WASHINGTON – A senior official in the Justice Department told a federal prosecutor to shred the notes of a meeting with New York Mayor Eric Adams’ defense team, according to a trove of documents released in the criminal case Tuesday.
The department leadership's decision to drop corruption charges against Adams sparked the resignations of at least seven prosecutors amid accusations that the Trump administration took the action in exchange for the mayor cooperating on immigration enforcement. Adams and administration officials denied the allegation.
U.S. District Judge Dale Ho is weighing the request to drop the charges.
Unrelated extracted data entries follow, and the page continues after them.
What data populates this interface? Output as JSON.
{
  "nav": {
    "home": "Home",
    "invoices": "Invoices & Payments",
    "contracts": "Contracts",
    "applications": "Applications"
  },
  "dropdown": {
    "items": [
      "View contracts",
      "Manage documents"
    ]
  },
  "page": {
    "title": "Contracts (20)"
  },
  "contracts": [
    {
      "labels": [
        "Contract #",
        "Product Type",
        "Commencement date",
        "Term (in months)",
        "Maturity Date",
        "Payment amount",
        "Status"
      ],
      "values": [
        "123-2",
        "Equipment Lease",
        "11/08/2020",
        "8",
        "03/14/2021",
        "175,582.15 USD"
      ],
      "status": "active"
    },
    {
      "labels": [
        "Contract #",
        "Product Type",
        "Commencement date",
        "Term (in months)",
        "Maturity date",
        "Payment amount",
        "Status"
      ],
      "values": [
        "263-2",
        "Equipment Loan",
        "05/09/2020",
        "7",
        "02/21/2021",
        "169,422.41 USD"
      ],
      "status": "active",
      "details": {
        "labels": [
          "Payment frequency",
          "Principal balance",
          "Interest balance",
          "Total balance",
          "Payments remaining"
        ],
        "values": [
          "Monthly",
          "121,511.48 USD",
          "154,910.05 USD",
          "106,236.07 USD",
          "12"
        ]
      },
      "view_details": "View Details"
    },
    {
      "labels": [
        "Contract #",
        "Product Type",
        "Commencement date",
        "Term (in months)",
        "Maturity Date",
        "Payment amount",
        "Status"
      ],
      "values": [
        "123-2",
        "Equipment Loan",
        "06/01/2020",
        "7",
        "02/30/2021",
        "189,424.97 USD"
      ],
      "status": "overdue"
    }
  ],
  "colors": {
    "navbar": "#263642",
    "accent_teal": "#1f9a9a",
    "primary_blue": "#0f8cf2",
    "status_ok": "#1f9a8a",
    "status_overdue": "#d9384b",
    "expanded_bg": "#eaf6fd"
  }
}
Adams had pleaded not guilty to charges he took bribes from Turkish officials in exchange for political favors.
Dropping charges a 'political bargain': prosecutor's draft email
Danielle Sassoon, the acting U.S. attorney in the Southern District of New York, was one of the prosecutors who resigned over Acting Deputy Attorney General Emil Bove’s direction to dismiss the charges.
“I want no part of this political bargain,” Sassoon wrote in a previously unreleased email to herself Feb. 11 that was part of the document release Tuesday.
In another newly-released document, a draft letter to Attorney General Pam Bondi, Sassoon wrote that Bove directed one of her staffers to shred his notes after meeting with Adams’ defense team.
“The nature of the discussion to date have also been alarming,” Sassoon wrote in the undated draft letter. “Mr. Bove directed a member of my team to shred his notes after our meeting with defense counsel.”
Bove denies directing the shredding of documents
A previous release of Sassoon’s final letter to Bondi said Bove “directed the collection” of notes from the Jan. 31 meeting with prosecutors and defense lawyers, but not the potential shredding.
Bove, who is now the principal associate deputy attorney general, denied telling anyone to shred documents.
“The former Acting United States Attorney made a series of inaccurate claims in a submission to the Attorney General of the United States, and her misrepresentations in that letter are partly why we find ourselves where we do with respect to the Adams prosecution," Bove said in a statement. "There were many people present in that meeting, and at no time did the PADAG direct the shredding of any material.”
The dispute between Sassoon and Bove was previously known.
In her resignation letter Feb. 12 – two days after Bove directed her to drop the charges – Sassoon said his reasons for “dismissing the indictment are not ones I can in good faith defend as in the public interest and as consistent with the principles of impartiality and fairness that guide my decision-making.”
Bove had had directed the charges to be dismissed because of the timing coinciding with Adams running for reelection and because the case distracted him from cooperating on immigration enforcement.